Adjusted operating profit from the company’s largest business, its trading-heavy agricultural services and oilseeds segment, fell to $864mn, from $1.2bn in the same period last year, as trade flows stabilised and volumes from South America declined.

In January, ADM’s shares plunged when the company revealed it had launched a probe into accounting practices and procedures in its nutrition business and placed its chief financial officer on leave following a request for documents from the US Securities and Exchange Commission.

Earlier this month, the company said Vikram Luthar had agreed to resign as CFO with effect from September 30 this year.

ADM is the A in the so-called ABCD of global food commodities traders, along with Bunge and Cargill from the US and Louis Dreyfus in Europe, which play a pivotal role in global food supplies. Established in 1902, ADM is one of the world’s largest traders and processors of grains and oilseeds, crops it transforms into food ingredients, animal feed and fuel.

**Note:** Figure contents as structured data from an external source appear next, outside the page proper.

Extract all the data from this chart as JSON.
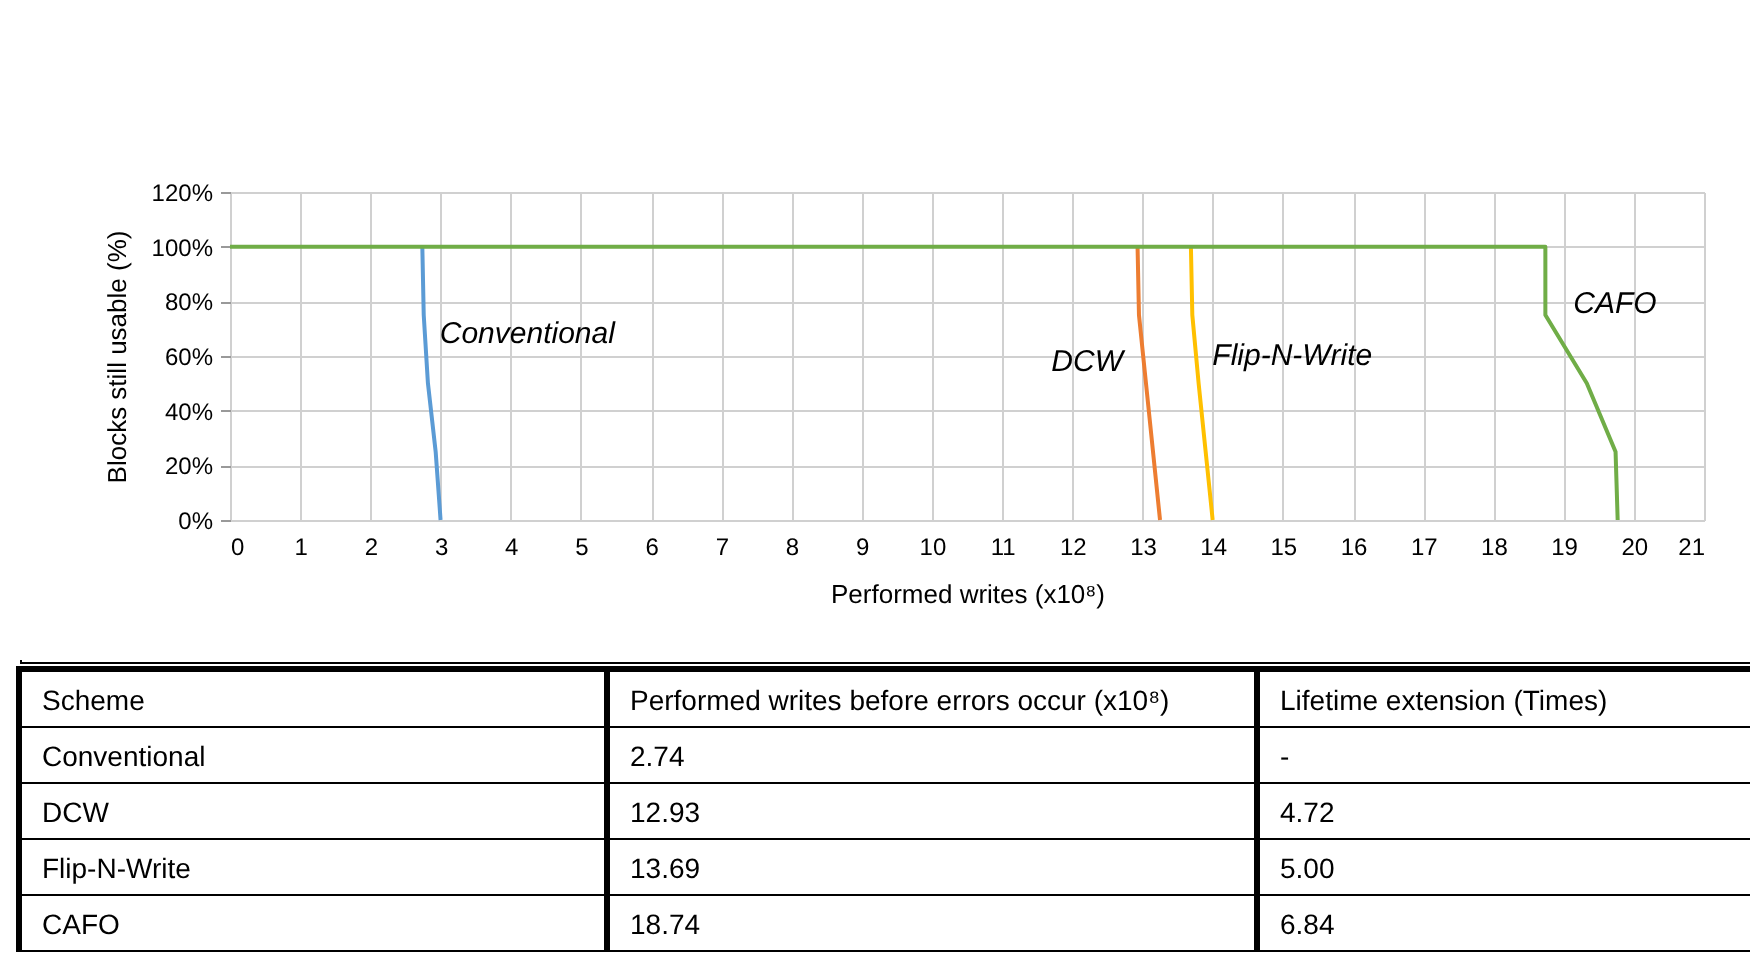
{
  "chart_data": {
    "type": "line",
    "xlabel": "Performed writes (x10⁸)",
    "ylabel": "Blocks still usable (%)",
    "xlim": [
      0,
      21
    ],
    "xticks": [
      0,
      1,
      2,
      3,
      4,
      5,
      6,
      7,
      8,
      9,
      10,
      11,
      12,
      13,
      14,
      15,
      16,
      17,
      18,
      19,
      20,
      21
    ],
    "ylim": [
      0,
      120
    ],
    "yticks": [
      {
        "value": 0,
        "label": "0%"
      },
      {
        "value": 20,
        "label": "20%"
      },
      {
        "value": 40,
        "label": "40%"
      },
      {
        "value": 60,
        "label": "60%"
      },
      {
        "value": 80,
        "label": "80%"
      },
      {
        "value": 100,
        "label": "100%"
      },
      {
        "value": 120,
        "label": "120%"
      }
    ],
    "grid": true,
    "legend": false,
    "marker": "none",
    "line_style": "solid",
    "series": [
      {
        "name": "Conventional",
        "color": "#5b9bd5",
        "x": [
          2.74,
          2.76,
          2.82,
          2.93,
          3.0
        ],
        "values": [
          100,
          75,
          50,
          25,
          0
        ]
      },
      {
        "name": "DCW",
        "color": "#ed7d31",
        "x": [
          12.93,
          12.95,
          13.05,
          13.15,
          13.25
        ],
        "values": [
          100,
          75,
          50,
          25,
          0
        ]
      },
      {
        "name": "Flip-N-Write",
        "color": "#ffc000",
        "x": [
          13.69,
          13.71,
          13.8,
          13.9,
          14.0
        ],
        "values": [
          100,
          75,
          50,
          25,
          0
        ]
      },
      {
        "name": "CAFO",
        "color": "#70ad47",
        "x": [
          0,
          18.74,
          18.74,
          19.33,
          19.74,
          19.77
        ],
        "values": [
          100,
          100,
          75,
          50,
          25,
          0
        ]
      }
    ],
    "annotations": [
      "Scheme",
      "Performed writes before errors occur (x10⁸)",
      "Lifetime extension (Times)",
      "Conventional",
      "2.74",
      "-",
      "DCW",
      "12.93",
      "4.72",
      "Flip-N-Write",
      "13.69",
      "5.00",
      "CAFO",
      "18.74",
      "6.84"
    ]
  }
}
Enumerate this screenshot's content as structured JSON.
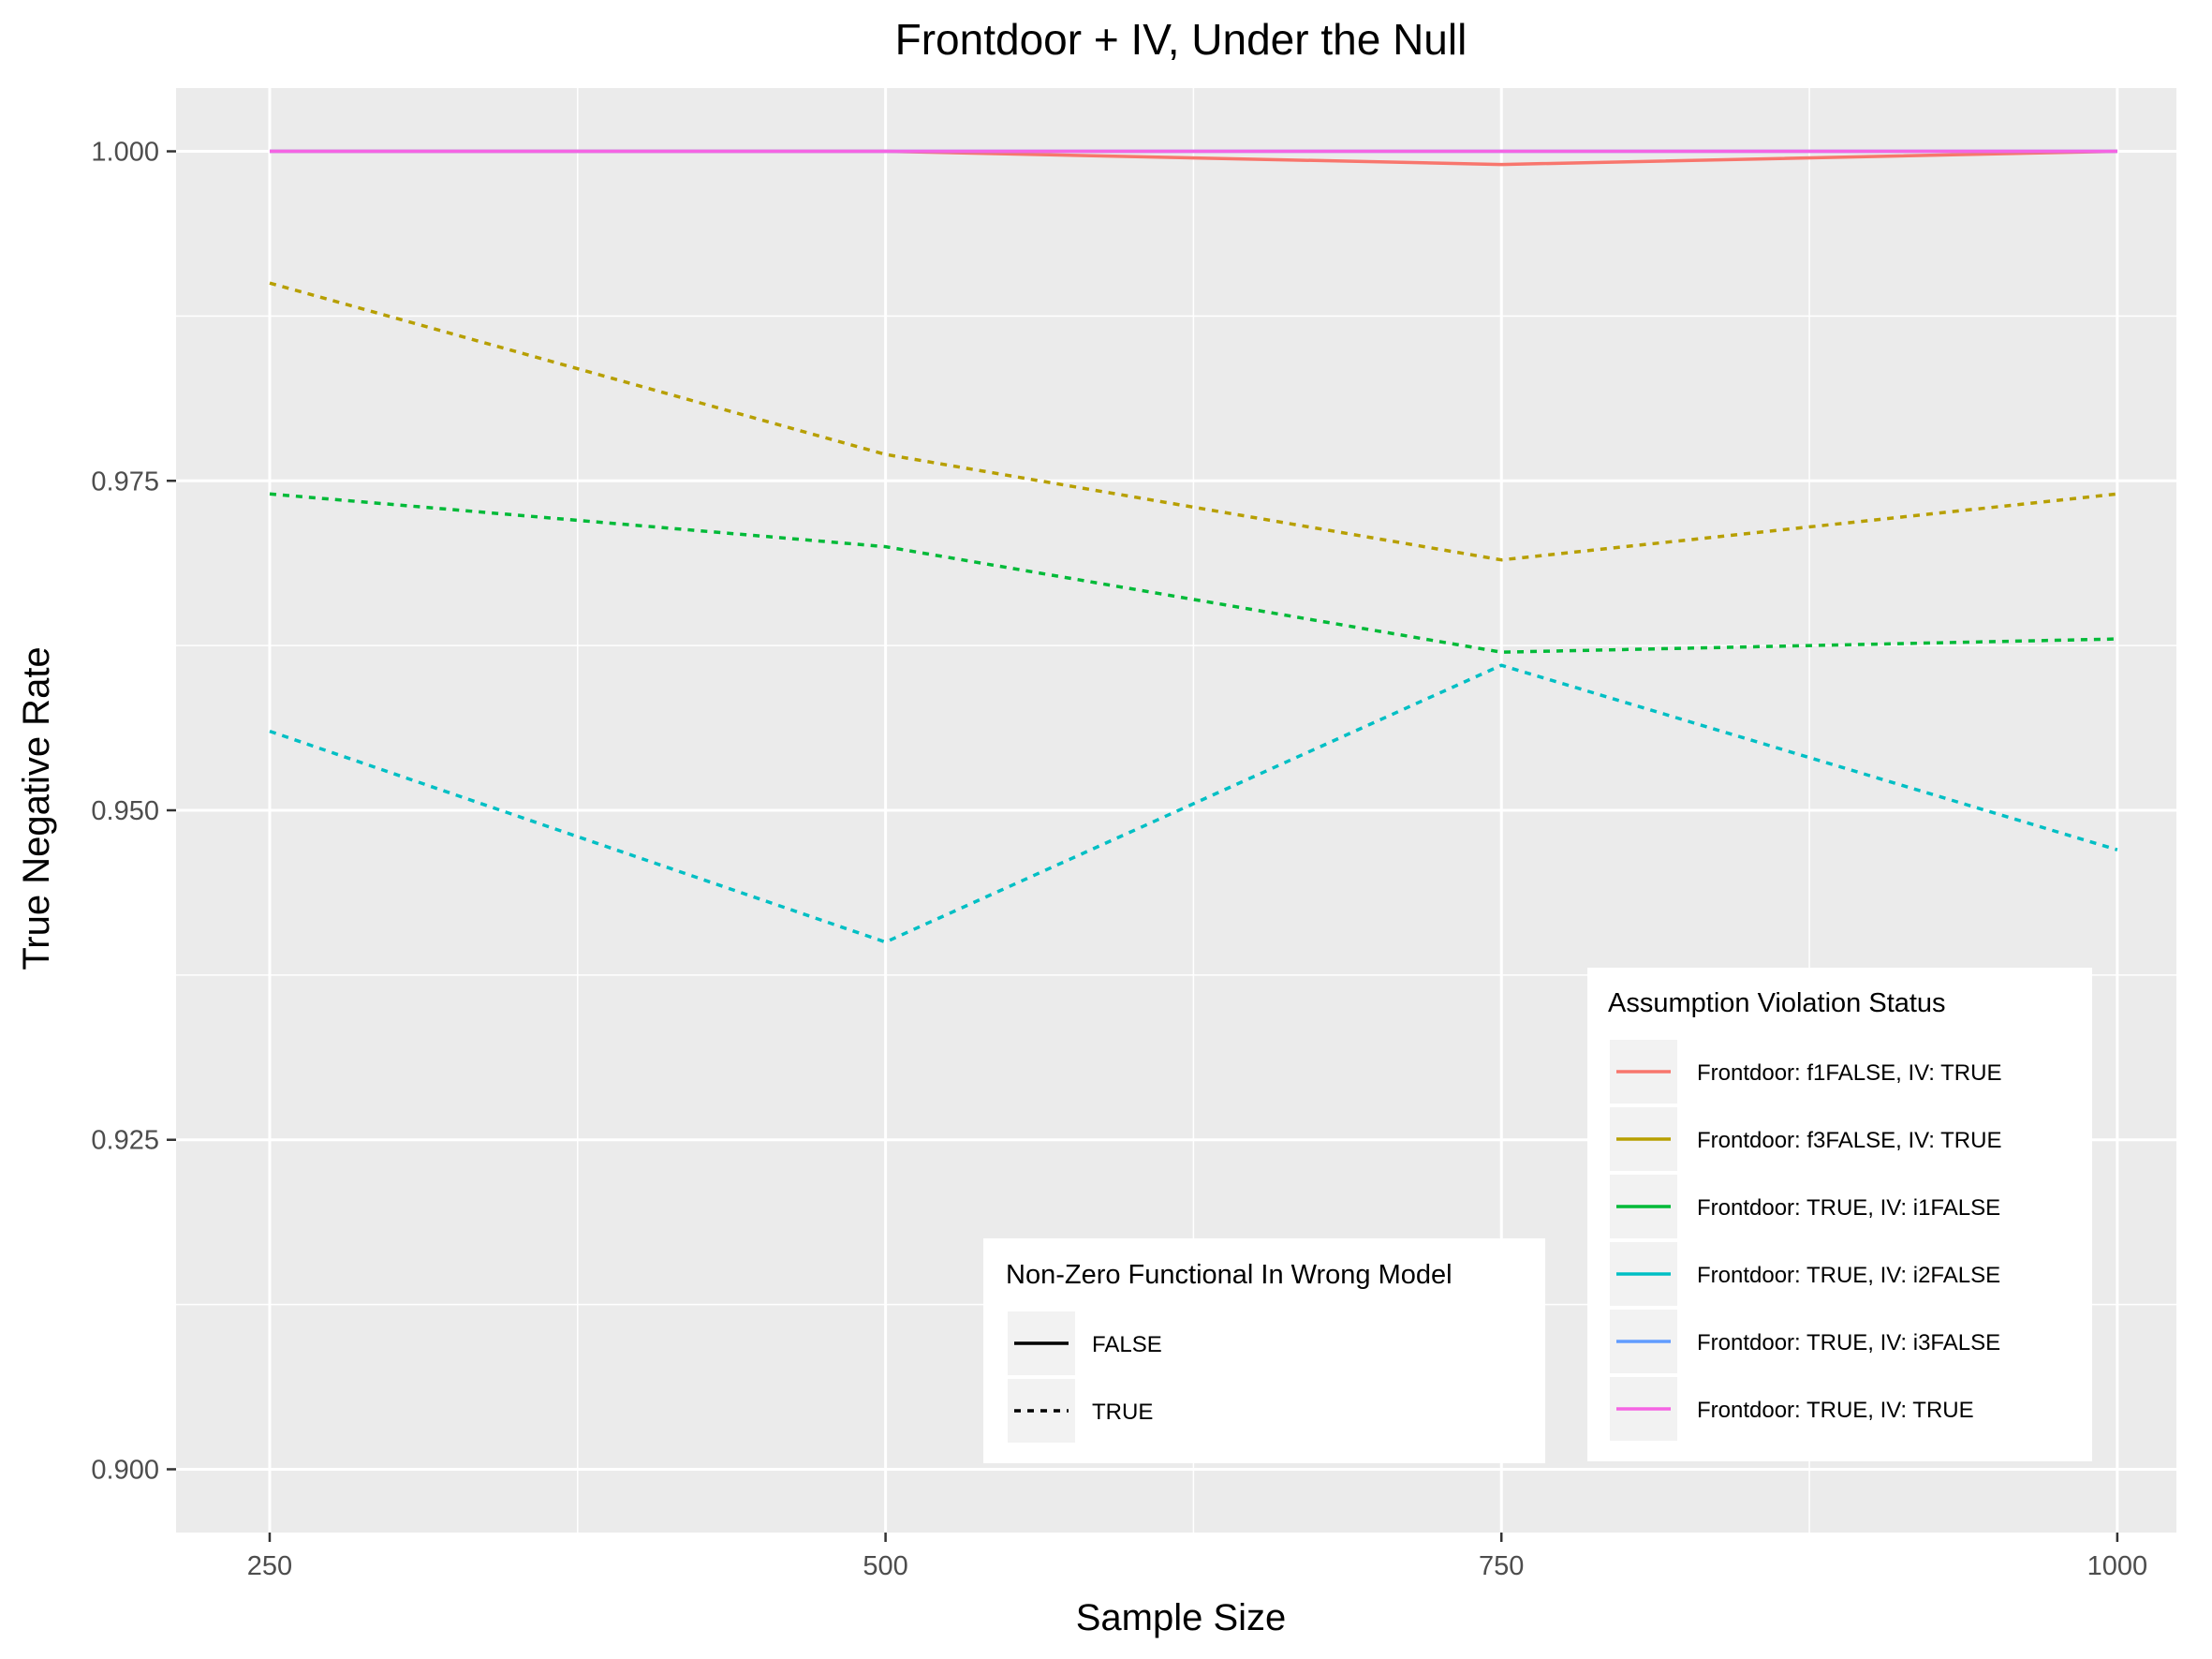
{
  "chart_data": {
    "type": "line",
    "title": "Frontdoor + IV, Under the Null",
    "xlabel": "Sample Size",
    "ylabel": "True Negative Rate",
    "x": [
      250,
      500,
      750,
      1000
    ],
    "x_ticks": [
      "250",
      "500",
      "750",
      "1000"
    ],
    "xlim": [
      212,
      1024
    ],
    "y_ticks": [
      "0.900",
      "0.925",
      "0.950",
      "0.975",
      "1.000"
    ],
    "ylim": [
      0.8952,
      1.0048
    ],
    "grid": true,
    "legend_color": {
      "title": "Assumption Violation Status",
      "placement": "bottom-right"
    },
    "legend_linetype": {
      "title": "Non-Zero Functional In Wrong Model",
      "placement": "bottom-center",
      "items": [
        {
          "label": "FALSE",
          "dash": "solid"
        },
        {
          "label": "TRUE",
          "dash": "dashed"
        }
      ]
    },
    "series": [
      {
        "name": "Frontdoor: f1FALSE, IV: TRUE",
        "color": "#F8766D",
        "dash": "solid",
        "values": [
          1.0,
          1.0,
          0.999,
          1.0
        ]
      },
      {
        "name": "Frontdoor: f3FALSE, IV: TRUE",
        "color": "#B79F00",
        "dash": "dashed",
        "values": [
          0.99,
          0.977,
          0.969,
          0.974
        ]
      },
      {
        "name": "Frontdoor: TRUE, IV: i1FALSE",
        "color": "#00BA38",
        "dash": "dashed",
        "values": [
          0.974,
          0.97,
          0.962,
          0.963
        ]
      },
      {
        "name": "Frontdoor: TRUE, IV: i2FALSE",
        "color": "#00BFC4",
        "dash": "dashed",
        "values": [
          0.956,
          0.94,
          0.961,
          0.947
        ]
      },
      {
        "name": "Frontdoor: TRUE, IV: i3FALSE",
        "color": "#619CFF",
        "dash": "solid",
        "values": [
          1.0,
          1.0,
          1.0,
          1.0
        ]
      },
      {
        "name": "Frontdoor: TRUE, IV: TRUE",
        "color": "#F564E3",
        "dash": "solid",
        "values": [
          1.0,
          1.0,
          1.0,
          1.0
        ]
      }
    ]
  }
}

Under Luciano, who took over in 2015, ADM has sought to diversify away from the volatility of commodity trading by expanding into nutrition and food ingredients, building a lower-volume but higher-margin business supplying flavours, probiotics and other ingredients to industries including plant-based meats and pet food.

But last month the global commodities trader admitted to overstating the profits of its nutrition business by up to 10 per cent.

The company had not recorded sales of products by ADM’s largest divisions — agricultural services and oilseeds, and carbohydrate solutions — to the nutrition business at market prices, it said.

Following the investigation by the audit committee of the company’s board, the nutrition business’s recorded profit for 2022, the most affected year, was cut from $736mn to $668mn, with the $68mn reattributed to the profits of the agricultural services and carbohydrates divisions.

The company’s overall reported profits and cash flows were not affected, ADM said.